The mindset
Stop doing so much. Start doing more less. To change your life, change your habits. To change habits, ease off the pressure. Big goals and new year resolutions start with the greatest expectations, effort, and discipline. One month later, we’re back to where we started. This is not that. We are not average.

Make incremental change. Make fast changes. Improve like a snowball accumulating snow downhill as it turns into a massive avalanche capable of killing anything or anyone in its path. Change starts with reframing our mindset, the most powerful tool in our toolbox.

When you make a worthwhile change, at some point you’re going to feel like a failure, like the stick figure pushing the snowball up the hill. At first you’re scared, then angry, then disgusted with ourselves if we quit. If we keep pushing up the hill, soon we reach a tipping point. Often it’s just past that point when we’re fed up and about to quit. Sometimes we need to quit. How do you know when to quit? For most habits like we’ll review, three months of giving your best effort and pushing through the discomfort is enough time to evaluate the change. Often things get easier. We see the benefits. Momentum accumulates. We feel happy.
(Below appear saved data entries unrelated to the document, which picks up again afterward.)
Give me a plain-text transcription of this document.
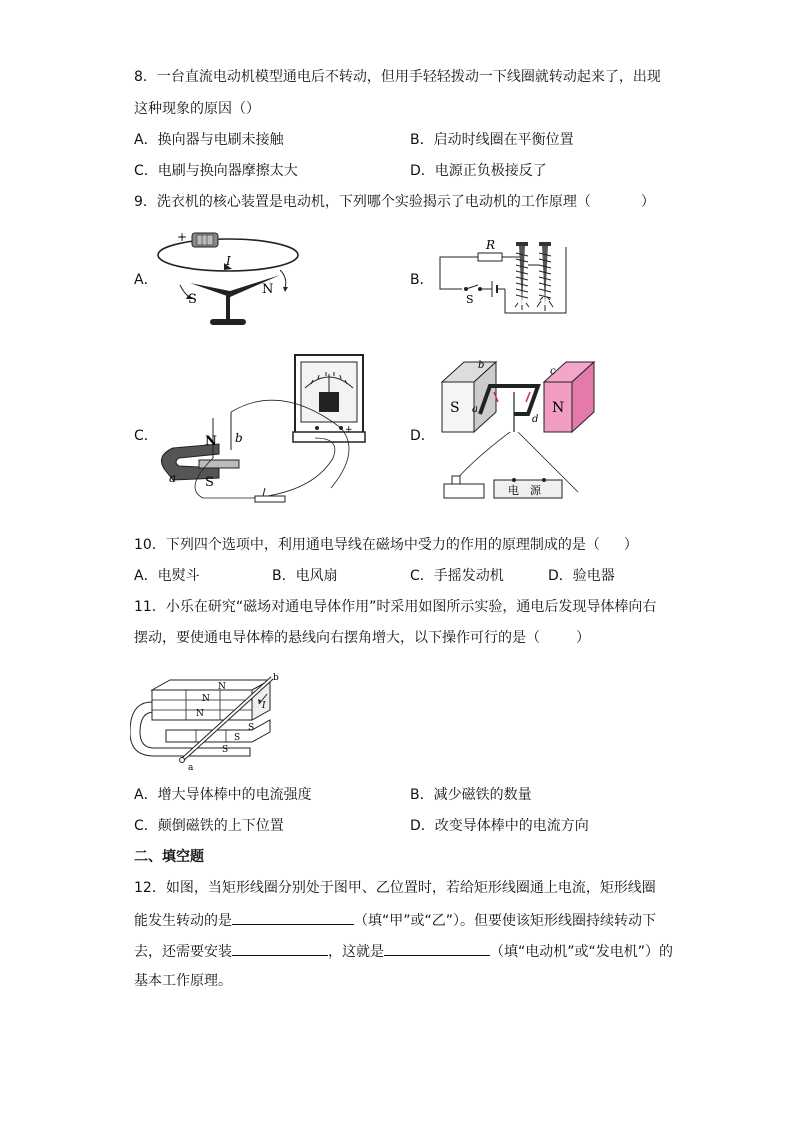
8．一台直流电动机模型通电后不转动，但用手轻轻拨动一下线圈就转动起来了，出现
这种现象的原因（）
A．换向器与电刷未接触	B．启动时线圈在平衡位置
C．电刷与换向器摩擦太大	D．电源正负极接反了
9．洗衣机的核心装置是电动机，下列哪个实验揭示了电动机的工作原理（	）
A．	B．
C．	D．
+
I
S
N
R
S
+
N b
a S
S	N
b
c
a
d
电　源
10．下列四个选项中，利用通电导线在磁场中受力的作用的原理制成的是（ ）
A．电熨斗	B．电风扇	C．手摇发动机	D．验电器
11．小乐在研究“磁场对通电导体作用”时采用如图所示实验，通电后发现导体棒向右
摆动，要使通电导体棒的悬线向右摆角增大，以下操作可行的是（	）
b
I
a
N
N
N
S
S
S
A．增大导体棒中的电流强度	B．减少磁铁的数量
C．颠倒磁铁的上下位置	D．改变导体棒中的电流方向
二、填空题
12．如图，当矩形线圈分别处于图甲、乙位置时，若给矩形线圈通上电流，矩形线圈
能发生转动的是	（填“甲”或“乙”）。但要使该矩形线圈持续转动下
去，还需要安装	，这就是	（填“电动机”或“发电机”）的
基本工作原理。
It’s never a straight path to success. Expect setbacks upfront. Don’t feel bad about them for long. Be kind to yourself. Every time you feel you let yourself down, let it go. Start over again. Like a beginner. Wipe the slate clean and try again. This is hard from the inside. I hate myself when I slip up. But then I go for a walk and get over myself. From the outside, this looks like consistent forward progress, like the image below. That tiny blip when we “failed” — briefly, momentarily, invisibly except to ourselves — is undetectable when we graph our progress from the outside over the course of our lifetime. If we start again the next day or the next week or even the next month. Any effort is better than no effort. Any progress is better than no progress. As soon as we start again, the snowball builds into an avalanche again.
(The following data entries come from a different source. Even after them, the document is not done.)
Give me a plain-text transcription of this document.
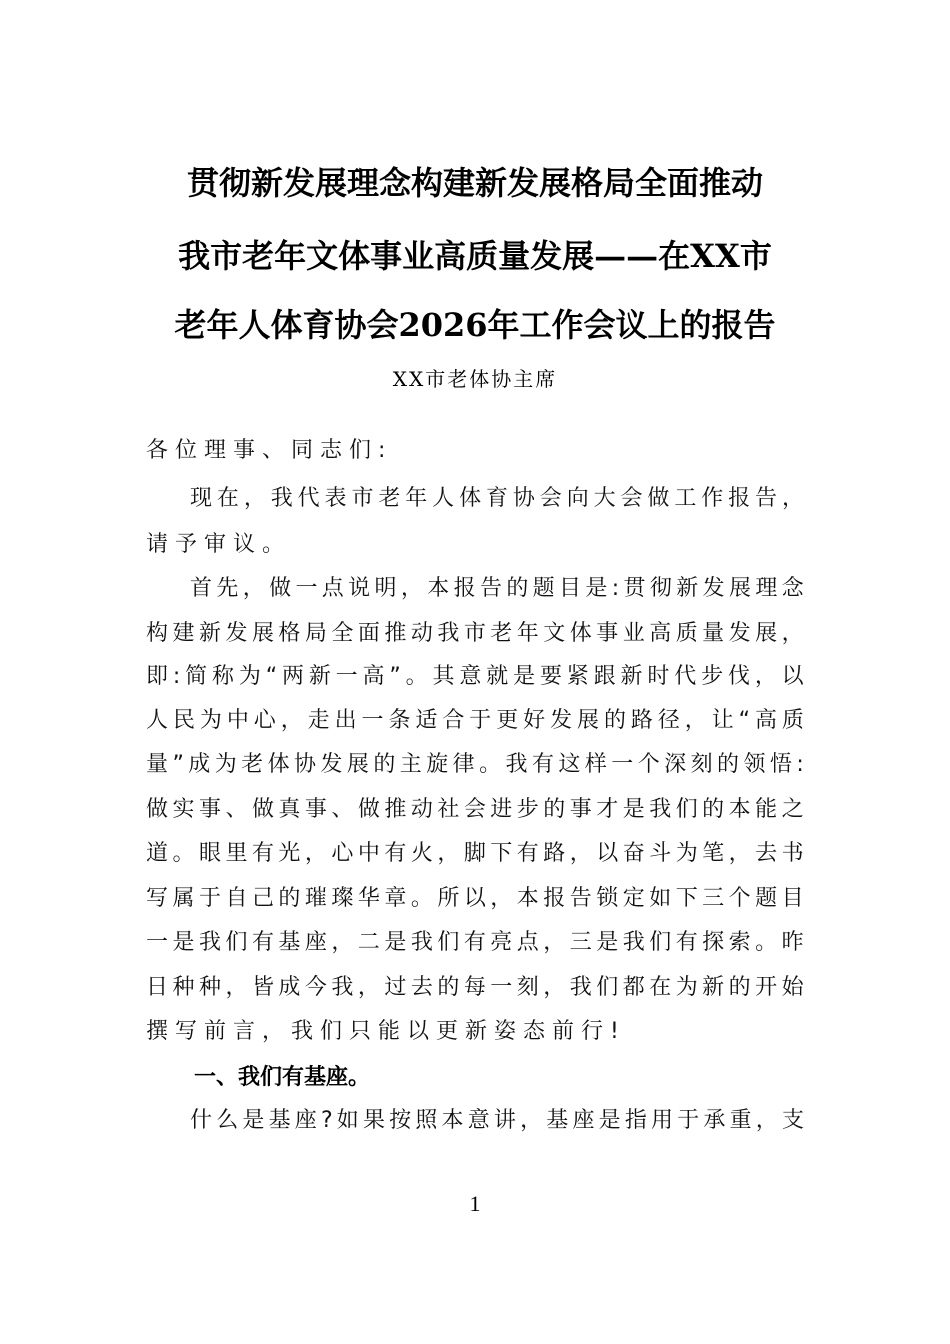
贯彻新发展理念构建新发展格局全面推动
我市老年文体事业高质量发展——在XX市
老年人体育协会2026年工作会议上的报告
XX市老体协主席
各位理事、同志们:
现 在 ， 我 代 表 市 老 年 人 体 育 协 会 向 大 会 做 工 作 报 告 ，
请予审议。
首 先 ， 做 一 点 说 明 ， 本 报 告 的 题 目 是 : 贯 彻 新 发 展 理 念
构 建 新 发 展 格 局 全 面 推 动 我 市 老 年 文 体 事 业 高 质 量 发 展 ，
即 : 简 称 为 “ 两 新 一 高 ” 。 其 意 就 是 要 紧 跟 新 时 代 步 伐 ， 以
人 民 为 中 心 ， 走 出 一 条 适 合 于 更 好 发 展 的 路 径 ， 让 “ 高 质
量 ” 成 为 老 体 协 发 展 的 主 旋 律 。 我 有 这 样 一 个 深 刻 的 领 悟 :
做 实 事 、 做 真 事 、 做 推 动 社 会 进 步 的 事 才 是 我 们 的 本 能 之
道 。 眼 里 有 光 ， 心 中 有 火 ， 脚 下 有 路 ， 以 奋 斗 为 笔 ， 去 书
写 属 于 自 己 的 璀 璨 华 章 。 所 以 ， 本 报 告 锁 定 如 下 三 个 题 目
一 是 我 们 有 基 座 ， 二 是 我 们 有 亮 点 ， 三 是 我 们 有 探 索 。 昨
日 种 种 ， 皆 成 今 我 ， 过 去 的 每 一 刻 ， 我 们 都 在 为 新 的 开 始
撰写前言，我们只能以更新姿态前行!
一、我们有基座。
什 么 是 基 座 ? 如 果 按 照 本 意 讲 ， 基 座 是 指 用 于 承 重 ， 支
1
When you feel like it’s getting too hard, do less. When you lack time, do less. Just do something. Take a day off. Try not to take two. Take a week off. Don’t take two. Walk five minutes instead of twenty. Get fast food instead of cooking. Watch tv instead of reading. Take a break. Tomorrow do a little more. Do half. Do a quarter. Do anything. In a day or a week, take it up another notch. Raise the ceiling of your floor. Adopt the “higher low-bar” mindset.
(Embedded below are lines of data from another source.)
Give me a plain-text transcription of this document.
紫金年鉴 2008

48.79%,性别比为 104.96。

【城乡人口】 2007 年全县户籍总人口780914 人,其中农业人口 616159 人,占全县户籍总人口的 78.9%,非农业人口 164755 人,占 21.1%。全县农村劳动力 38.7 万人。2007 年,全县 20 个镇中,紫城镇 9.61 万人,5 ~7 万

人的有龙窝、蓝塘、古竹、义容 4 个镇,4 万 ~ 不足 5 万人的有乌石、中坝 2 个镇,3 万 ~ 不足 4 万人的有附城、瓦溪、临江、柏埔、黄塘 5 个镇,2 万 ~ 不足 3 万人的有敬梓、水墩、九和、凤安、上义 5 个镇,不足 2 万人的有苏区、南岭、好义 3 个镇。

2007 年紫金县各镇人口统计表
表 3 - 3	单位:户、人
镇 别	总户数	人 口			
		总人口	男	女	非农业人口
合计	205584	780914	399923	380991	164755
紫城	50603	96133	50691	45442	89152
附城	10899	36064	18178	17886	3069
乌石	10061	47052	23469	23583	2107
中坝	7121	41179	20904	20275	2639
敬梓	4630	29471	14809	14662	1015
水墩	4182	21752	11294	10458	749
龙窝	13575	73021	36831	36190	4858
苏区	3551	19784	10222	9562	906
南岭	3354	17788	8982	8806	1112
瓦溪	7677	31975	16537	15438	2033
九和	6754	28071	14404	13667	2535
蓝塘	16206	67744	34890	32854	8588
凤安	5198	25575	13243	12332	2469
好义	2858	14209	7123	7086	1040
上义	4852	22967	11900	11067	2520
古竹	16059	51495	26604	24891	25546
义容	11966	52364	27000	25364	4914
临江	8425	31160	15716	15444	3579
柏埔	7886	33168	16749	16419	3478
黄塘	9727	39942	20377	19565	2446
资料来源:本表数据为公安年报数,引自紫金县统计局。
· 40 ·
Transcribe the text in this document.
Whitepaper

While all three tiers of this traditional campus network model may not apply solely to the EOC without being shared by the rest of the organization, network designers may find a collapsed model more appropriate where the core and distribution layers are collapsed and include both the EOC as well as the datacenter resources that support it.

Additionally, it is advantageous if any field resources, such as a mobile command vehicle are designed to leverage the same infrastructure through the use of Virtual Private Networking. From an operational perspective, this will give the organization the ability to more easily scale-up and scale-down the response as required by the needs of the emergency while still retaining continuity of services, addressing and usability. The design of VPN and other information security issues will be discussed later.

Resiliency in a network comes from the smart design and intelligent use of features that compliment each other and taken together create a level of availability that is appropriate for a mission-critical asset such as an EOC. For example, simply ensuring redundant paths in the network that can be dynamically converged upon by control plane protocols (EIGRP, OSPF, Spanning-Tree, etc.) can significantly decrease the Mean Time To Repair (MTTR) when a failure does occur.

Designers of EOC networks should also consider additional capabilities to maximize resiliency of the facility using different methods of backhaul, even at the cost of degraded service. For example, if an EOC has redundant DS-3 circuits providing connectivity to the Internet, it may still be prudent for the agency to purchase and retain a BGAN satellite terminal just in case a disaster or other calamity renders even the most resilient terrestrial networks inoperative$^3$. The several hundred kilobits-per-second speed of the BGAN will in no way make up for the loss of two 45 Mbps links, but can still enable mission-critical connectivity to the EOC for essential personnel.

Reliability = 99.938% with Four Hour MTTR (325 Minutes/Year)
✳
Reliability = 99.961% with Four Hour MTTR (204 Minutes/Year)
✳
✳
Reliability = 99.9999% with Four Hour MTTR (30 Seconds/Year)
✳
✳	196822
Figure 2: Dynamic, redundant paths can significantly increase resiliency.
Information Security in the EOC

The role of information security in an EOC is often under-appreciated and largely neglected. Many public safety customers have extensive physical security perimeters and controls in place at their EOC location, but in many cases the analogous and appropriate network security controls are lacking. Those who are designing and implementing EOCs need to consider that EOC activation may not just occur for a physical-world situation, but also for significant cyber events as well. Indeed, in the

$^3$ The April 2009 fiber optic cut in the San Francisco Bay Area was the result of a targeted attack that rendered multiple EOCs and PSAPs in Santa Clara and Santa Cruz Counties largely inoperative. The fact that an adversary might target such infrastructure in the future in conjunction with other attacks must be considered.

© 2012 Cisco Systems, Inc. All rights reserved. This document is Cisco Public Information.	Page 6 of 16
Lower your expectations. Do less. Do less consistently. Sometimes do more. Your results compound over time like a great investment. It takes time and patience. Every investment has down days, down months, down years. Quit and you’re a sucker. Keep investing through the down times and you retire early. Keep investing in yourself and life becomes easier. Not easy. Easier. And your future self says, “Thank you.”